So which do you prefer, more stuff or better stuff? Do you shop at the big stores like Wally World and Targèt or do you like mom and pops.
Consumerism and the Economy,
Years ago with the “Occupy” sit ins started, it became a joke among CEO’s that the “protesters” were using $1000 iPhones to post their protest photos on instagram. The very thing they were protesting was in fact the tools that allowed the movement to gain any visibility.
Since the era of the “Robber Barons”, the US and in fact the world economy has been built on raw consumption. In the 1920’s until the end of World War II, expansion led the way. Because of the “New Deal” roads and bridges were built that we use in the bay area every day. Some have been updated, and a couple replaced, but the fact it the economy was powered by expansion back then.
After World War II, the baby boom came. In order to keep up with the appetite for new homes, and all the stuff that fills a house, more became “better”. Big companies started finding ways to replace people on the assembly lines with machines. They could make more, sell more and use fewer people. It gave the illusion that the world was getting better.
The Shift Of Labor
As Richard Nixon took the US off of the gold standard and opened China, the economy made another shift. Houses got bigger, but not better. Another illusion of “a better world”. Initially opening trade with China looked like a great deal. Americans could buy more and more on what was essentially the same income. Or so they thought. Instead of hand troweled plaster walls, we started buying houses with “Sheetrock”. Instead of metal garbage cans, we shifted to plastic.
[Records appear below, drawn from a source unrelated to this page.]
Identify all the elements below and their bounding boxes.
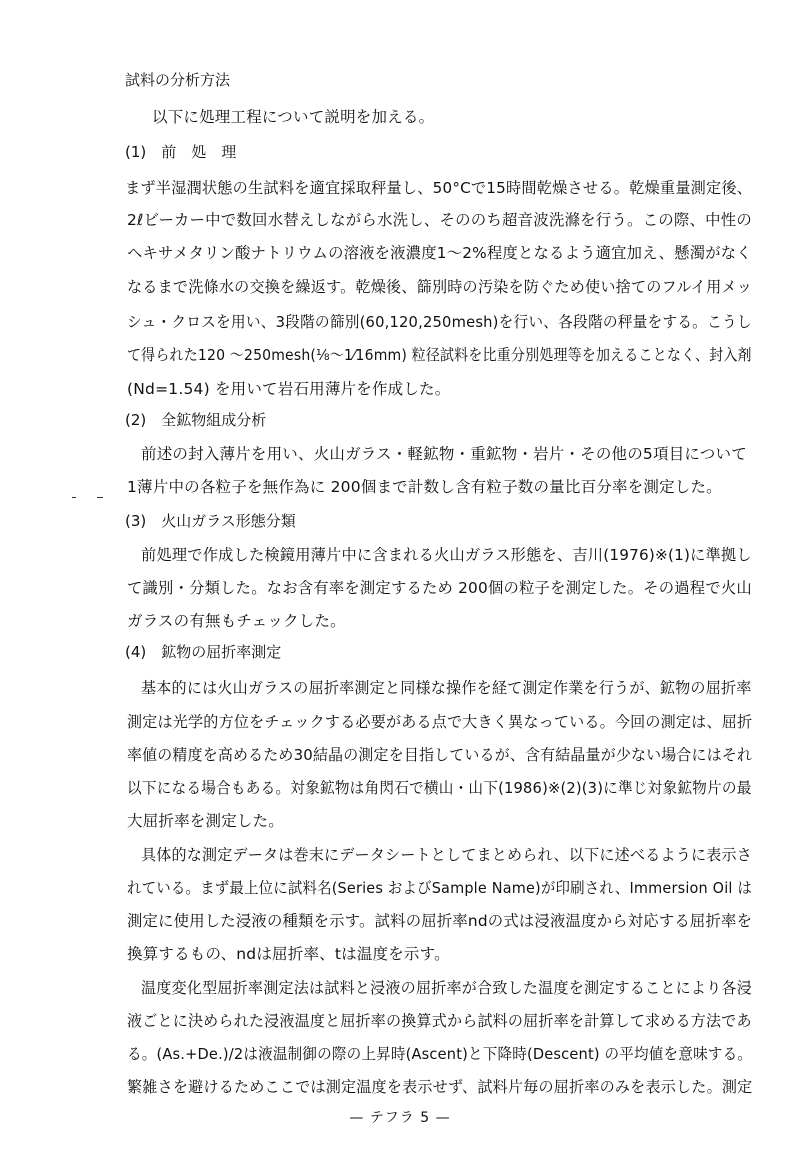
body-line: て識別・分類した。なお含有率を測定するため 200個の粒子を測定した。その過程で火山 — [127, 579, 752, 597]
body-line: 繁雑さを避けるためここでは測定温度を表示せず、試料片毎の屈折率のみを表示した。測定 — [127, 1078, 753, 1096]
margin-mark — [72, 497, 76, 498]
body-line: ガラスの有無もチェックした。 — [127, 612, 346, 630]
body-line: シュ・クロスを用い、3段階の篩別(60,120,250mesh)を行い、各段階の秤量をする。こうし — [127, 313, 752, 331]
section-heading-pretreatment: (1) 前 処 理 — [125, 143, 237, 161]
body-line: 前処理で作成した検鏡用薄片中に含まれる火山ガラス形態を、吉川(1976)※(1)に準拠し — [141, 546, 752, 564]
body-line: 温度変化型屈折率測定法は試料と浸液の屈折率が合致した温度を測定することにより各浸 — [141, 979, 752, 997]
body-line: 測定は光学的方位をチェックする必要がある点で大きく異なっている。今回の測定は、屈折 — [127, 713, 753, 731]
body-line: 具体的な測定データは巻末にデータシートとしてまとめられ、以下に述べるように表示さ — [141, 846, 752, 864]
body-line: 大屈折率を測定した。 — [127, 812, 285, 830]
body-line: なるまで洗條水の交換を繰返す。乾燥後、篩別時の汚染を防ぐため使い捨てのフルイ用メッ — [127, 278, 753, 296]
body-line: る。(As.+De.)/2は液温制御の際の上昇時(Ascent)と下降時(Descent) の平均値を意味する。 — [127, 1045, 753, 1063]
body-line: 1薄片中の各粒子を無作為に 200個まで計数し含有粒子数の量比百分率を測定した。 — [127, 478, 722, 496]
body-line: 液ごとに決められた浸液温度と屈折率の換算式から試料の屈折率を計算して求める方法であ — [127, 1012, 752, 1030]
document-title: 試料の分析方法 — [125, 71, 231, 89]
body-line: 以下になる場合もある。対象鉱物は角閃石で横山・山下(1986)※(2)(3)に準じ対象鉱物片の最 — [127, 779, 752, 797]
body-line: 2ℓビーカー中で数回水替えしながら水洗し、そののち超音波洗滌を行う。この際、中性の — [127, 211, 753, 229]
body-line: 率値の精度を高めるため30結晶の測定を目指しているが、含有結晶量が少ない場合にはそれ — [127, 746, 753, 764]
section-heading-mineral-composition: (2) 全鉱物組成分析 — [125, 411, 267, 429]
body-line: 換算するもの、ndは屈折率、tは温度を示す。 — [127, 945, 450, 963]
section-heading-glass-morphology: (3) 火山ガラス形態分類 — [125, 512, 296, 530]
body-line: (Nd=1.54) を用いて岩石用薄片を作成した。 — [127, 380, 451, 398]
margin-mark — [97, 497, 103, 498]
body-line: 測定に使用した浸液の種類を示す。試料の屈折率ndの式は浸液温度から対応する屈折率を — [127, 912, 753, 930]
body-line: 基本的には火山ガラスの屈折率測定と同様な操作を経て測定作業を行うが、鉱物の屈折率 — [141, 679, 752, 697]
page-footer: — テフラ 5 — — [349, 1110, 451, 1126]
body-line: まず半湿潤状態の生試料を適宜採取秤量し、50°Cで15時間乾燥させる。乾燥重量測定後、 — [125, 179, 753, 197]
section-heading-refractive-index: (4) 鉱物の屈折率測定 — [125, 643, 282, 661]
body-line: て得られた120 ～250mesh(⅛～1⁄16mm) 粒径試料を比重分別処理等を加えることなく、封入剤 — [127, 346, 752, 364]
intro-line: 以下に処理工程について説明を加える。 — [152, 108, 435, 126]
body-line: れている。まず最上位に試料名(Series およびSample Name)が印刷され、Immersion Oil は — [127, 879, 752, 897]
body-line: ヘキサメタリン酸ナトリウムの溶液を液濃度1～2%程度となるよう適宜加え、懸濁がなく — [127, 244, 752, 262]
body-line: 前述の封入薄片を用い、火山ガラス・軽鉱物・重鉱物・岩片・その他の5項目について — [141, 445, 747, 463]
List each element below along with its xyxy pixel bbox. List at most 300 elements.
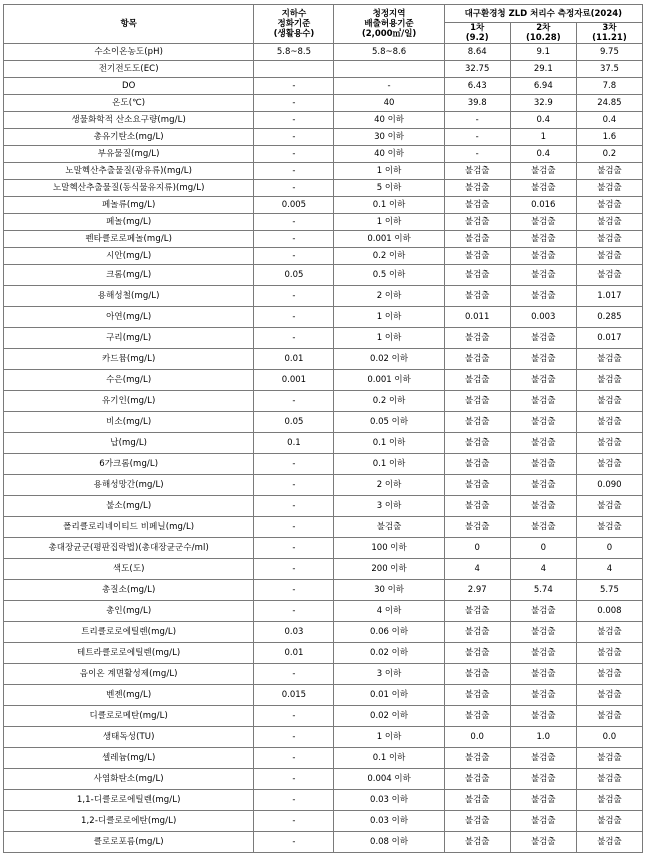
cell-round-2: 불검출	[510, 601, 576, 622]
cell-discharge: 1 이하	[334, 163, 444, 180]
cell-item: 전기전도도(EC)	[4, 61, 254, 78]
cell-discharge: 5.8~8.6	[334, 44, 444, 61]
cell-discharge: 0.001 이하	[334, 370, 444, 391]
cell-discharge: 100 이하	[334, 538, 444, 559]
cell-item: 음이온 계면활성제(mg/L)	[4, 664, 254, 685]
table-row	[4, 496, 643, 517]
cell-round-3: 불검출	[576, 832, 642, 853]
cell-round-1: 불검출	[444, 391, 510, 412]
cell-groundwater: -	[254, 286, 334, 307]
cell-round-2: 0	[510, 538, 576, 559]
cell-round-1: 8.64	[444, 44, 510, 61]
cell-item: 총대장균군(평판집락법)(총대장균군수/ml)	[4, 538, 254, 559]
cell-groundwater: -	[254, 601, 334, 622]
cell-round-3: 불검출	[576, 265, 642, 286]
cell-item: 비소(mg/L)	[4, 412, 254, 433]
cell-item: 수은(mg/L)	[4, 370, 254, 391]
cell-groundwater: -	[254, 112, 334, 129]
cell-round-2: 불검출	[510, 811, 576, 832]
header-discharge	[334, 5, 444, 44]
cell-round-3: 0	[576, 538, 642, 559]
cell-item: 구리(mg/L)	[4, 328, 254, 349]
cell-round-3: 불검출	[576, 706, 642, 727]
table-row	[4, 811, 643, 832]
cell-groundwater: 0.01	[254, 349, 334, 370]
table-row	[4, 685, 643, 706]
cell-round-3: 불검출	[576, 163, 642, 180]
cell-item: 시안(mg/L)	[4, 248, 254, 265]
cell-discharge: 1 이하	[334, 727, 444, 748]
cell-item: 카드뮴(mg/L)	[4, 349, 254, 370]
cell-round-1: 불검출	[444, 790, 510, 811]
cell-item: 펜타클로로페놀(mg/L)	[4, 231, 254, 248]
table-row	[4, 748, 643, 769]
cell-discharge	[334, 61, 444, 78]
cell-round-1: 불검출	[444, 832, 510, 853]
table-row	[4, 163, 643, 180]
cell-item: 6가크롬(mg/L)	[4, 454, 254, 475]
cell-discharge: 0.001 이하	[334, 231, 444, 248]
cell-round-1: 32.75	[444, 61, 510, 78]
table-row	[4, 214, 643, 231]
cell-round-1: 불검출	[444, 811, 510, 832]
table-row	[4, 790, 643, 811]
cell-round-1: 2.97	[444, 580, 510, 601]
table-row	[4, 129, 643, 146]
cell-groundwater: -	[254, 129, 334, 146]
cell-item: 노말헥산추출물질(동식물유지류)(mg/L)	[4, 180, 254, 197]
cell-item: 생태독성(TU)	[4, 727, 254, 748]
table-row	[4, 664, 643, 685]
header-groundwater-line1: 지하수	[281, 9, 307, 19]
cell-round-3: 5.75	[576, 580, 642, 601]
header-round-1	[444, 23, 510, 44]
cell-discharge: 30 이하	[334, 580, 444, 601]
table-row	[4, 44, 643, 61]
cell-item: 온도(℃)	[4, 95, 254, 112]
cell-discharge: 3 이하	[334, 664, 444, 685]
cell-groundwater: -	[254, 307, 334, 328]
header-round-2-label: 2차	[536, 23, 551, 33]
cell-round-3: 불검출	[576, 769, 642, 790]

Once the shift to plastic happened, everything changed. Instead of small soda plants dotting the country there could be two or three big plants. Glass was heavy, expensive to ship and re-usable. That didn’t bode well for “expanding” the consumer economy. Now we have landfills and warehouses full of plastics that didn’t get recycled, and our oceans and water supplies are littered with microplastics. Good jobs started fading away.
As many industries attempted to lasso the power of the “economy of scale”, jobs in local markets went away. Instead of assembling Mustangs in Van Nuys, a 1960’s skilled laborer found themselves looking for work bagging groceries, or selling cleaning supplies. All so they could buy more stuff instead of better stuff.
Is Quality Coming Back?
Over the past few years, I have been looking around my home, looking at all the stuff I don’t use. Most of it is junk with no real emotional connection, like a rubber duck with a pilot hat. Why do I have this? Looking in my closet I realize I wear less than 1/4 of the clothes in there. Why do I have all of this?
For 50 plus years marketers have taught us that more is better. The Kardashians and Jersey Shores are training the next generation that life is just a party and nothing really matters. I am starting to agree with Roger Moore. Now I look in my closet and wonder, what can I donate to Goodwill. What is on a shelf in the house that someone else can use better?
As a society we go through cycles. For a while we wanted cheap foreign cars. Then we started calling them “tin cans” and other jokes, so they stepped up the game. A Toyota truck in the US is very different than a Toyota truck in South Africa or India. While I am not a fan of KIA or Hyundai, they do have some great looking cars that look like high quality for the money. Are those cars more, better or both?
When I go shopping, I look for union made, ideally US first, EU second. Is that possible? Yes. Will I have less? Yes. It is more expensive to shop this way. Realizing that I don’t feel any better an hour after I buy something helped. It’s like tattoos. A week or two after the first one, and the “cool” factor wears off, you get another one. Shopping is no different. Our economy is based on the idea, that unless we have the newest we can’t be cool or happy. Shedding that dead weight is a huge mind shift.
Happiness With Less?
Once I got past the need to buy something all the time, even a small thing like a rubber duck, life changed. My blood pressure dropped within weeks and I became more relaxed. An old Jeep, some good hand made boots and a nice drive through Napa beats a shopping trip every day. I am not saying to grab a towel and become a homeless hippie, but can you put down your credit card?